Le département de la Manche dispose d'une DGA nature et infrastructures qui regroupe infrastructures, routes, mer, ports et aéroports, milieux naturels, eau, patrimoine foncier et bâtiments (modèle 3) et une mission d'appui à la transition écologique et au développement durable (modèle 4) qui a un rôle transversal sur toute l'administration. Elle est un appui technique pour les autres directions. Elle a, par exemple, internalisé la compétence de bilan de GES pour pouvoir le réaliser à l'avenir pour le compte des autres services. Elle a ensuite la charge d'élaborer le plan de transition dont les grandes orientations ont été pilotées directement par le DGS (modèle 2 durant cette phase intermédiaire).

En conclusion, les caractéristiques de l'organisation initiale et les objectifs visés guident le choix à faire en matière d'organisation : besoin de conduire le changement dans certaines directions en particulier, besoin de mettre l'accent sur la stratégie ou la transversalité, besoin de prioriser l'action des services techniques, besoin de viser l'action d'aménagement de la collectivité... La taille de la collectivité joue également un rôle dans le choix d'une organisation. Il est plus simple de mettre en oeuvre la transversalité dans une collectivité de petite taille que dans une très grosse structure.

Quel que soit le modèle choisi, il semble aussi qu'un autre élément soit à prendre en compte dans les choix d'organisation. Il a été souligné l'importance de la dimension d'implication citoyenne et de la coopération territoriale dans les sujets de transition. Aussi, l'organisation doit porter une attention particulière à l'articulation entre les directions en charge de ces enjeux et la direction transition environnementale.

(5) Les autres mesures au-delà des organigrammes

Au-delà des enjeux d'organigramme, plusieurs autres mesures peuvent nourrir cette transversalité et cet engagement des agents.

(a) L'utilisation du « mode projet » et les démarches transversales

Ces mesures sont aussi un moyen de dépasser les cadres hiérarchiques.

Des lettres de mission confiées à des directeurs de DGA différents peuvent contribuer à renforcer la prise en compte des interdépendances entre politiques publiques. C'est à ces occasions que les équipes apprennent à mieux se connaître, à collaborer, à mêler leurs compétences et à résoudre collectivement des commandes politiques complexes. Une fois le « mode projet » abouti, il reste systématiquement des relations professionnelles solides qui facilitent les synergies au-delà du dit projet.
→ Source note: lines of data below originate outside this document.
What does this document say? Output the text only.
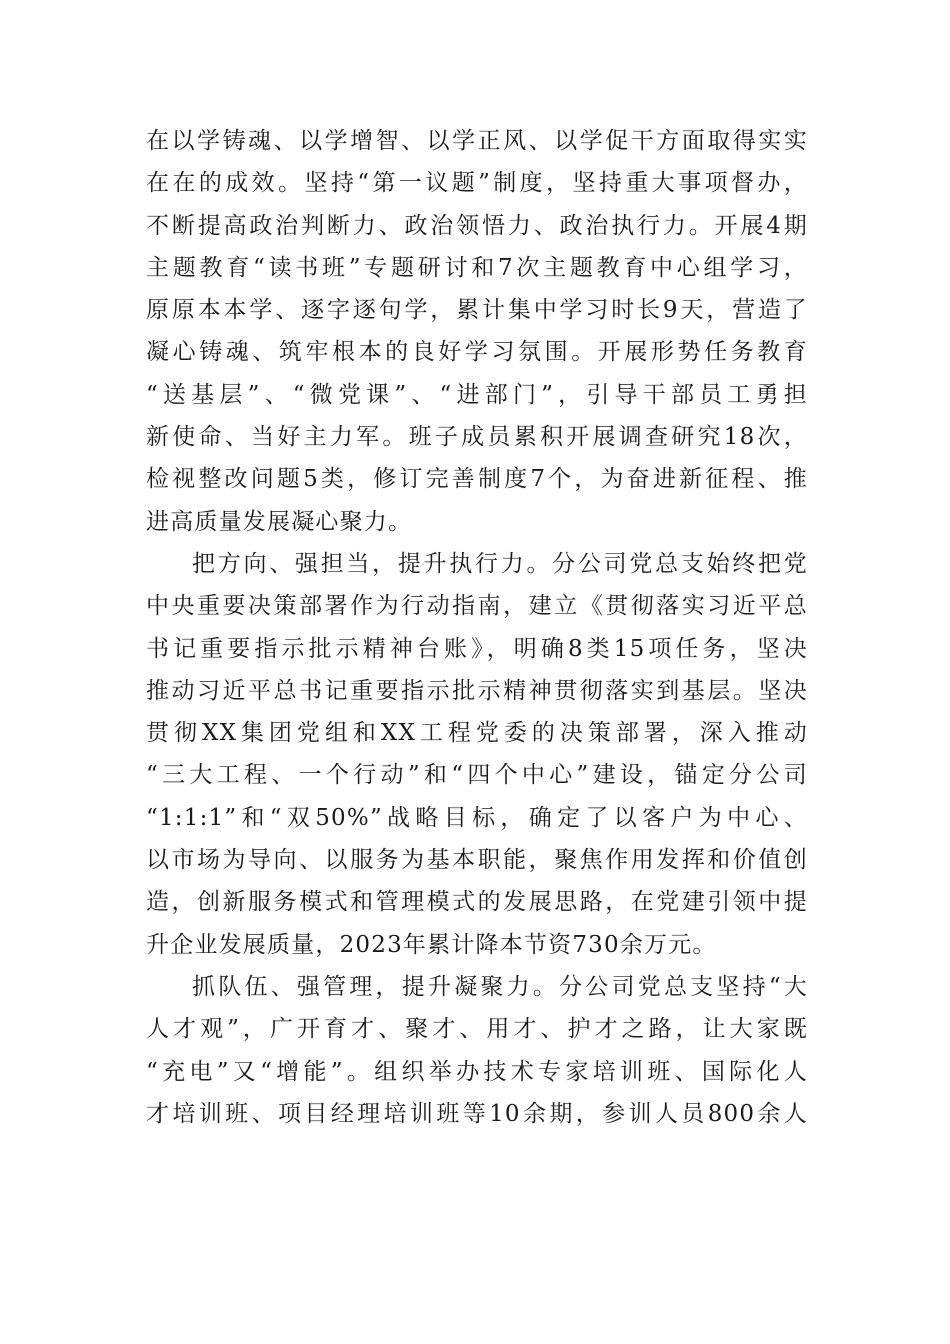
在以学铸魂、以学增智、以学正风、以学促干方面取得实实
在在的成效。坚持“第一议题”制度，坚持重大事项督办，
不断提高政治判断力、政治领悟力、政治执行力。开展4期
主题教育“读书班”专题研讨和7次主题教育中心组学习，
原原本本学、逐字逐句学，累计集中学习时长9天，营造了
凝心铸魂、筑牢根本的良好学习氛围。开展形势任务教育
“送基层”、“微党课”、“进部门”，引导干部员工勇担
新使命、当好主力军。班子成员累积开展调查研究18次，
检视整改问题5类，修订完善制度7个，为奋进新征程、推
进高质量发展凝心聚力。
把方向、强担当，提升执行力。分公司党总支始终把党
中央重要决策部署作为行动指南，建立《贯彻落实习近平总
书记重要指示批示精神台账》，明确8类15项任务，坚决
推动习近平总书记重要指示批示精神贯彻落实到基层。坚决
贯彻XX集团党组和XX工程党委的决策部署，深入推动
“三大工程、一个行动”和“四个中心”建设，锚定分公司
“1:1:1”和“双50%”战略目标，确定了以客户为中心、
以市场为导向、以服务为基本职能，聚焦作用发挥和价值创
造，创新服务模式和管理模式的发展思路，在党建引领中提
升企业发展质量，2023年累计降本节资730余万元。
抓队伍、强管理，提升凝聚力。分公司党总支坚持“大
人才观”，广开育才、聚才、用才、护才之路，让大家既
“充电”又“增能”。组织举办技术专家培训班、国际化人
才培训班、项目经理培训班等10余期，参训人员800余人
Par exemple, la Communauté urbaine de Dunkerque a peu modifié son organigramme, mais a « mis le mode projet au coeur de [ses] fonctionnements, à plusieurs échelles, pour garantir cette vision globale dans l'accompagnement des transitions ».

L'Eurométropole de Strasbourg privilégie le mode projet, car « l'équipe réunie est pluridisciplinaire, et travaille de manière transverse et collaborative afin d'aboutir à un objectif commun prenant en compte les différents enjeux de manière intégrée ».
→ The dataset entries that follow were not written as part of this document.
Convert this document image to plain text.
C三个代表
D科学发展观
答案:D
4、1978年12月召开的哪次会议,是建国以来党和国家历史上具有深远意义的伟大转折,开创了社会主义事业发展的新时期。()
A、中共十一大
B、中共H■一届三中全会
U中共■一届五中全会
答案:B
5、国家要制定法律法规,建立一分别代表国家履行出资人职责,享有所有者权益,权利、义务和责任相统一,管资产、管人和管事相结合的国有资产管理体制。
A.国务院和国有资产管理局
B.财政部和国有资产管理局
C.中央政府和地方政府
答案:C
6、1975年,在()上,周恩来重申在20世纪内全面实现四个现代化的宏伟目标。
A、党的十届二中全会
La communauté d'agglomération du Beauvaisis a, par exemple, mis en place la démarche « éco-durable » engagée depuis deux ans. Il s'agit d'une rencontre bimensuelle, à laquelle participent agents et élus, entre la direction transitions et santé et la direction développement économique - enseignement supérieur afin de mettre en cohérence, favoriser le travail transversal, co-construire et co-piloter certaines actions. Ainsi, l'étude d'un nouveau réseau de chaleur à énergies renouvelables pilotée par la direction transition et santé engage la direction développement économique à rechercher des entreprises pouvant répondre à ce besoin. Une approche plus systémique des projets est ainsi réalisée, avec des actions mises en cohérence, complémentaires et imbriquées.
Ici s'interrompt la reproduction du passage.